# Guy sinks kayak! Terrifying!!!



## aquatic argobull (Mar 2, 2009)

https://www.youtube.com/watch?v=N3WeXGmqYsE


Ok maybe more funny than terrifying. I have a feeling this video will be around for a while.


----------



## Mike Moore (Feb 10, 2010)

That was posted on here about 2 weeks ago. I had almost cleared it from my memory. Thanks a lot!


----------



## TeaSea (Sep 28, 2013)

there needs to be a John Wayne channel with continuous loops of the movies the Duke made and 'some' people need to be forced to sit and watch at least 4 hours a week. just sayin':yes:


----------



## afishanado (Oct 26, 2009)

Big ol' hungry gator would have made that video much more entertaining.


----------



## daniel9829 (Jan 31, 2009)

Some people should never get on the water


----------



## New2ThaSport (Apr 27, 2011)

Hahaha I told a buddy of man who can't swim flip a kayak. Was not nearly a funny but that's because he was airborne infantry. But him white knuckling the kayak look just like this kid lol.


----------



## Bravo87 (Jun 19, 2014)

Haha oh man thanks for the laugh!


----------



## Blake R. (Mar 17, 2009)

Someone's got some sugar in the tank.

Which is fine, until said sugar melts in the water.


----------



## TeaSea (Sep 28, 2013)

Blake R. said:


> Someone's got some sugar in the tank.
> 
> Which is fine, until said sugar melts in the water.
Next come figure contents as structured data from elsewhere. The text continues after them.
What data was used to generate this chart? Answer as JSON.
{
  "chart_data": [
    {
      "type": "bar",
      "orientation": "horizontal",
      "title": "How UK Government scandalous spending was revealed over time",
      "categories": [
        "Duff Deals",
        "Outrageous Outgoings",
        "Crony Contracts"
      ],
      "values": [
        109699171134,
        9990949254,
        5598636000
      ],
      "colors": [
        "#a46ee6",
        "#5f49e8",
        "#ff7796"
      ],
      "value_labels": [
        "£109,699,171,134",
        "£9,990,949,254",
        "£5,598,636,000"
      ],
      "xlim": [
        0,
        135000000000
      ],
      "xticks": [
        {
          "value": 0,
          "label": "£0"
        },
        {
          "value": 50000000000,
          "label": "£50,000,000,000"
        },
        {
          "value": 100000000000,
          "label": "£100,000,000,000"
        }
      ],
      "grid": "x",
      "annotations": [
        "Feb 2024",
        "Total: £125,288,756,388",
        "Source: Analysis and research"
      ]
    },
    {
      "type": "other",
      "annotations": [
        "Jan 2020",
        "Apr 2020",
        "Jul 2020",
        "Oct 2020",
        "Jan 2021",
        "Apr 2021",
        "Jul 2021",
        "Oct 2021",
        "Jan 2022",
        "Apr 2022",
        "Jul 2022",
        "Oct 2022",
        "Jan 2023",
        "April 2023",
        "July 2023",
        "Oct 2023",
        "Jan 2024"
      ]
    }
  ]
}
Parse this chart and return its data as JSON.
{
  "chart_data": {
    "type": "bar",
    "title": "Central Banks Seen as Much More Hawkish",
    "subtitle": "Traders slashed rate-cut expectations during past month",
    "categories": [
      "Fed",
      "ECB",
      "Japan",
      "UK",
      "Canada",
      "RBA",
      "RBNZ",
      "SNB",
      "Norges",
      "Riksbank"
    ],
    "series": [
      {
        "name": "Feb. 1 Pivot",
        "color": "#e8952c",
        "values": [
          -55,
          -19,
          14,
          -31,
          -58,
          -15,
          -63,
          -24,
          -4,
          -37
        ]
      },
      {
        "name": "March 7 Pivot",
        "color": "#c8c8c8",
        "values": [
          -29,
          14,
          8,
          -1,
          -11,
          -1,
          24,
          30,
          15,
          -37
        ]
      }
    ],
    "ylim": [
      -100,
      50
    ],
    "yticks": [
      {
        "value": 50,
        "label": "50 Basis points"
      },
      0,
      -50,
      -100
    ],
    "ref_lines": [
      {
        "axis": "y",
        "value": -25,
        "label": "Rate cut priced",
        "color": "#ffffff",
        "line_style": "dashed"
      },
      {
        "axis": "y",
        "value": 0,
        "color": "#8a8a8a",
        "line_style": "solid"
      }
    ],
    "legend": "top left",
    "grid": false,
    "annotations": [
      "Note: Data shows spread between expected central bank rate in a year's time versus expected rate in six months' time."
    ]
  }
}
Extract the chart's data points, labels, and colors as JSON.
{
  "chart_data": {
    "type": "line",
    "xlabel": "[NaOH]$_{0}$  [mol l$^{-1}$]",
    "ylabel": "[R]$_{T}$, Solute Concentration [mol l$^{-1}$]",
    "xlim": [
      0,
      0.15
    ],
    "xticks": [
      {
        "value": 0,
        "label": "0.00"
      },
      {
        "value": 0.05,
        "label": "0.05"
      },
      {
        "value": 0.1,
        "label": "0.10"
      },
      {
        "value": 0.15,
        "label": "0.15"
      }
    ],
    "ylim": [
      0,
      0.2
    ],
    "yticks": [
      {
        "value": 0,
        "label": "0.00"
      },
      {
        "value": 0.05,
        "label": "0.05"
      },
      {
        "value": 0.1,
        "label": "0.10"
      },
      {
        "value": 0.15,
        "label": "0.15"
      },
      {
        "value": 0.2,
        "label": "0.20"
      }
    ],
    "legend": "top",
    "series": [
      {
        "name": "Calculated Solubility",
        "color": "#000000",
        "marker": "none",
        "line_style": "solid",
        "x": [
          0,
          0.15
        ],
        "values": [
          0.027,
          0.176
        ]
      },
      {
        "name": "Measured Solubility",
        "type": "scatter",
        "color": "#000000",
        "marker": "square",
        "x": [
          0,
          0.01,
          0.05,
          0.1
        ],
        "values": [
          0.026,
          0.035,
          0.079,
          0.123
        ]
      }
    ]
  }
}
Yep. Hard to paddle with that 'wrist problem'.


----------



## Yakavelli (Mar 17, 2010)

Wow...just...wow lol


----------



## Rickpcfl (Nov 12, 2013)

I think he needs to stay where he is more comfortable - most likely the mall. Someone failed that poor guy when raising him.


----------



## Bluediemond (Apr 28, 2009)

daniel9829 said:


> Some people should never get on the water


Too bad his parents met...


----------